Davanti agli schermi del Transatlantico, con la diretta del suo discorso, nei momenti più vivaci si raduna una piccola folla di giornalisti. Ad esempio quando il presidente della Camera Roberto Fico redarguisce Roberto Giachetti, ex vicepresidente della Camera, che aveva protestato, e si prende un lungo applauso.

Oppure quando il premier dichiara che “questo governo oltre al contratto ha ben chiari i principi costituzionali”, provocando un applauso scrosciante che riceve accanto al sorriso compiaciuto del vicepresidente del Consiglio e ministro Luigi Di Maio.

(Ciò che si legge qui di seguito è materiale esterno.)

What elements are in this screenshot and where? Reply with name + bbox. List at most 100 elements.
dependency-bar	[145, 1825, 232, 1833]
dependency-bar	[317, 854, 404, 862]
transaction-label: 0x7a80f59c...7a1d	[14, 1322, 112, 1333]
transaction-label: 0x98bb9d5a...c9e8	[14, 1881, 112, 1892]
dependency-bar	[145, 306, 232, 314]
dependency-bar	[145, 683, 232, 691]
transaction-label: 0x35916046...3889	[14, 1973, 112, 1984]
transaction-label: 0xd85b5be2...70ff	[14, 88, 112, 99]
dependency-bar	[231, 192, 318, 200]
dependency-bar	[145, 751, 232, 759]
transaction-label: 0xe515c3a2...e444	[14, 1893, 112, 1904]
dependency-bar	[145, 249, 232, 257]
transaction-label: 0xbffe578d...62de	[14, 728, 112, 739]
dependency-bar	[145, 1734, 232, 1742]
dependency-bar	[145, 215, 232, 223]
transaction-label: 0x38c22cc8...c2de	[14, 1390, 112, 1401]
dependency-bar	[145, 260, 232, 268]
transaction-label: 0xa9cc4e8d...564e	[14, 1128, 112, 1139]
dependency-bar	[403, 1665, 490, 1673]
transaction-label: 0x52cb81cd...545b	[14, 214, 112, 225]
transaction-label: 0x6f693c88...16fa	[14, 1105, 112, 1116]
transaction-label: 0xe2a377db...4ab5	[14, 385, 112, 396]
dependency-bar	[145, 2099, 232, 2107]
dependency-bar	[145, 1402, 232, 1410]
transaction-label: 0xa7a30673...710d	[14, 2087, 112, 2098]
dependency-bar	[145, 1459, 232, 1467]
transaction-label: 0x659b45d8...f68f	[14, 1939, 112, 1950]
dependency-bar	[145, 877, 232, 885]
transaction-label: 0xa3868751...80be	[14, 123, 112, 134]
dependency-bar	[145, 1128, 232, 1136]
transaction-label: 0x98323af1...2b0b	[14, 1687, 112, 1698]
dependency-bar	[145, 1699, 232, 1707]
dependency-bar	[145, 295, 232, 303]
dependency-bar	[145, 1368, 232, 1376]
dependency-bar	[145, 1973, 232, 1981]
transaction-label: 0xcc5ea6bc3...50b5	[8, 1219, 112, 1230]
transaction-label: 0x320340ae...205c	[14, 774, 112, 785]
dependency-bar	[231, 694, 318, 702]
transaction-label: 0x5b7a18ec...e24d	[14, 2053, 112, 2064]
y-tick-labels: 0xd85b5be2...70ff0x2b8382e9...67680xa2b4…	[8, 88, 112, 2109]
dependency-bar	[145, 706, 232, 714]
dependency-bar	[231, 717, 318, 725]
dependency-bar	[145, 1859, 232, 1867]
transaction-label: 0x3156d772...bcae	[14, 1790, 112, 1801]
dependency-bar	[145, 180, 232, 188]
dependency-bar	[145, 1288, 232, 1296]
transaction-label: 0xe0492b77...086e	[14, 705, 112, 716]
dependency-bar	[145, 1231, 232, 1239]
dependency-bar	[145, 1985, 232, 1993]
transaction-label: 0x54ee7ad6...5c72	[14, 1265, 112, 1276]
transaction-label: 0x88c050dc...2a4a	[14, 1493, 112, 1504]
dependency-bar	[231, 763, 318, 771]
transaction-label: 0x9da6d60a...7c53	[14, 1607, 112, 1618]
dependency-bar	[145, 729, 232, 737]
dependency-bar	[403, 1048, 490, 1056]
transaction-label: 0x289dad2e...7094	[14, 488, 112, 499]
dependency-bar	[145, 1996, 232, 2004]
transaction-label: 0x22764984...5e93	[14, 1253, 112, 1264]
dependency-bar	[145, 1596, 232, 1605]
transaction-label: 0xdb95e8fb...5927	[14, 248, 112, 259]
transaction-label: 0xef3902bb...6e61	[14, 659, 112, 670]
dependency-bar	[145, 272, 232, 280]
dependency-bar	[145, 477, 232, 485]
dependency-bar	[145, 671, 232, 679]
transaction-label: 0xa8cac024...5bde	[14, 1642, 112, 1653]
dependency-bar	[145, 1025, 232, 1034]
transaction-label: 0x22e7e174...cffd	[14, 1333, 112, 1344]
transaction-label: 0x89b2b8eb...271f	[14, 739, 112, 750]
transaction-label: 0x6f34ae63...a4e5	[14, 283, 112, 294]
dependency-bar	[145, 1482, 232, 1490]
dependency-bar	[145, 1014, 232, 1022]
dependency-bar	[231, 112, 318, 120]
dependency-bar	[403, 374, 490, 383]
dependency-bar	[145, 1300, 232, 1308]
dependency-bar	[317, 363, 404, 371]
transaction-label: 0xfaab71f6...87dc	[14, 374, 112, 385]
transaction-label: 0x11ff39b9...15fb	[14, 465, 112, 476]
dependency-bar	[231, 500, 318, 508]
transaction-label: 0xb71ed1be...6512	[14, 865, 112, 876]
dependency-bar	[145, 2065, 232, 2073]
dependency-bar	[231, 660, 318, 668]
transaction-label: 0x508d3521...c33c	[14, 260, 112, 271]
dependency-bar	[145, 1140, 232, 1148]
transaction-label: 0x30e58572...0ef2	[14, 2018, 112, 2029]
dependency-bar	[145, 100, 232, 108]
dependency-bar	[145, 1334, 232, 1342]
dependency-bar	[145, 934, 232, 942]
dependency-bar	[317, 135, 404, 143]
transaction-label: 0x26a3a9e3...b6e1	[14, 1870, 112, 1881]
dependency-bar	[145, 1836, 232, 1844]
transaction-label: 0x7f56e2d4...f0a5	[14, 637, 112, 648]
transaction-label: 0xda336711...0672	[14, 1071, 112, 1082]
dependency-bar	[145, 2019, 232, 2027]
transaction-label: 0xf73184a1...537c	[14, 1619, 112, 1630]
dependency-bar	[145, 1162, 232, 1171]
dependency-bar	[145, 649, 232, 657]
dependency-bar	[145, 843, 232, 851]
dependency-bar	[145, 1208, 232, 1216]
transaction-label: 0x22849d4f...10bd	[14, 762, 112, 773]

Ma soprattutto quando scoppia una piccola baraonda dopo che Conte tocca il delicato tema del conflitto d’interessi.

“Quello del conflitto di interessi è una vexata quaestio e queste interruzioni dimostrano che ciascuno ha un piccolo conflitto d’interesse da risolvere”, dice il premier. Scoppiano le contestazioni Fico richiama qualche deputato a sinistra. Siccome la situazione si protrae per qualche minuto, davanti allo schermo si raduna un gruppetto di gente, tra cui anche il vicepresidente del Senato Ignazio La Russa, che si informa di cosa stia accadendo.

“Sarà qualche amico di Berlusconi”, scherza.

Conte riprende la parola dicendo di essere stato frainteso e chiarisce che ciò che intendeva è che il conflitto d’interessi è una questione generale e “si annida a tutti i livelli della società, anche nelle amministrazioni dei condomini”.

Seguono gli interventi di altri deputati, tra cui Giorgia Meloni, leader di Fratelli d’Italia, e Mariastella Gelmini, capogruppo di Forza Italia alla Camera.

Graziano Delrio, capogruppo dem, è duro con il premier a cui dice: “Studi! Prima di venire qui studi!”. “Lei non ha il privilegio di rispettare la Costituzione, lei ha il dovere di rispettarla”, aggiunge. “Se vuole rispettare la Costituzione stracci quel contratto, riscriva il programma e nomini nuovi ministri, perché lei è il presidente del Consiglio”.

Delrio invita Conte a essere prudente quando parla di populismo, perché “in nome del popolo in Europa sono stati commessi crimini orribili e genocidi”.

Seguono gli interventi di Nicola Molteni (Lega) e di Francesco D’Uva, neo capogruppo della Camera, che andrà a sostituire Giulia Grillo, ora al ministero della Salute.

Prende la parola anche Vittorio Sgarbi, che ha annunciato la sua fiducia al governo “perché dove c’è ignoranza e disordine io prospero”. “Inglobiamo i Cinque Stelle e facciamoli morire”, aggiunge.

Alla fine arriva il momento del voto, e finisce senza sorprese: il governo Conte ottiene la fiducia anche alla Camera con 350 voti favorevoli, 236 contrari e 35 astenuti.